Robert Clarke, "Supercervelli. Dai superdotati ai geni", Bollati Boringhieri, 2002, 24 settembre 2002
Idiots savants. Soggetti con un quoziente di intelligenza inferiore a 40 o 50, così chiamati dagli psicologi francesi del XIX secolo, con eccezionale attitudine a una continua ginnastica mentale per lo più focalizzata su date e numeri
Idiots savants. Soggetti con un quoziente di intelligenza inferiore a 40 o 50, così chiamati dagli psicologi francesi del XIX secolo, con eccezionale attitudine a una continua ginnastica mentale per lo più focalizzata su date e numeri.
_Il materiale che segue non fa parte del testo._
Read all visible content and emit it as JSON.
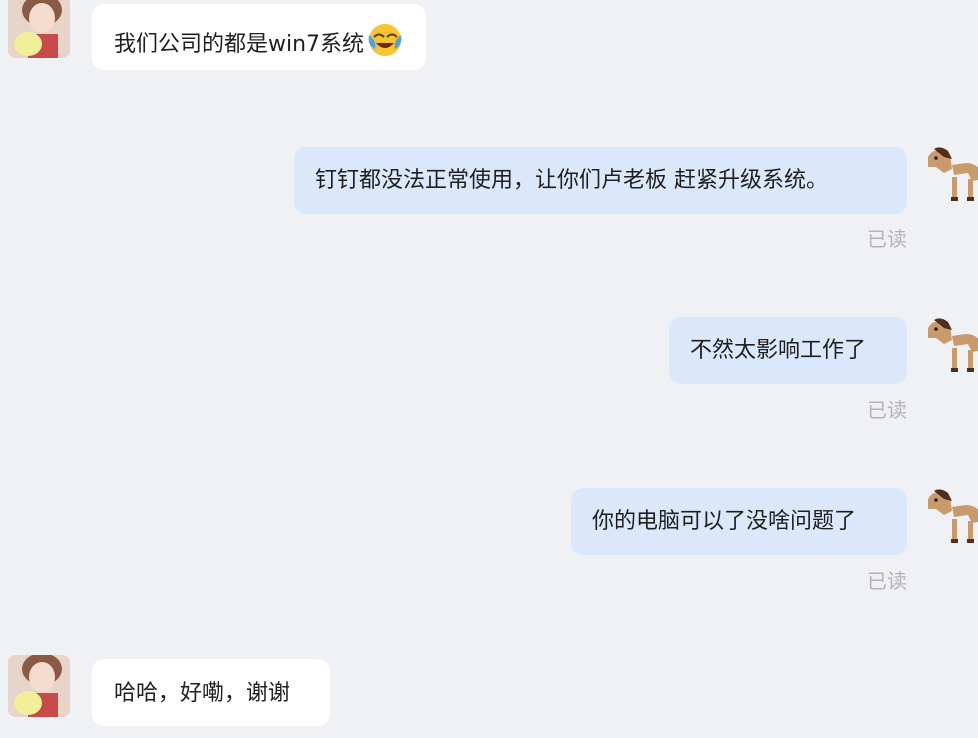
{
  "messages": [
    {
      "side": "left",
      "text": "我们公司的都是win7系统",
      "emoji": "crying-laughing-emoji"
    },
    {
      "side": "right",
      "text": "钉钉都没法正常使用，让你们卢老板 赶紧升级系统。",
      "status": "已读"
    },
    {
      "side": "right",
      "text": "不然太影响工作了",
      "status": "已读"
    },
    {
      "side": "right",
      "text": "你的电脑可以了没啥问题了",
      "status": "已读"
    },
    {
      "side": "left",
      "text": "哈哈，好嘞，谢谢"
    }
  ],
  "colors": {
    "background": "#f0f1f4",
    "incoming_bubble": "#ffffff",
    "outgoing_bubble": "#dbe8fb",
    "read_status": "#b4b4b4"
  }
}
Il caso di Jedediah Buxton, contadino analfabeta del Settecento, specialista di calcolo: portato a teatro, quando gli chiesero se la rappresentazione gli era piaciuta, rispose che gli attori avevano fatto 5.502 passi di danza e pronunciato 12.445 parole. Henri Mondeux, pastore analfabeta dell’Ottocento, in occasione di una visita agli Champs Elysées calcolò il numero di persone che si sarebbero potute nutrire col grano coltivato in quello spazio. I gemelli Georges e Charles, ”virtuosi del calendario”, nati nel 1939, studiati negli anni Sessanta nell’Istituto psichiatrico della Columbia: quoziente d’intelligenza 60, sanno dire immediatamente il giorno della settimana relativo a qualunque data, dal 1000 a. C. al 45.000 d. C.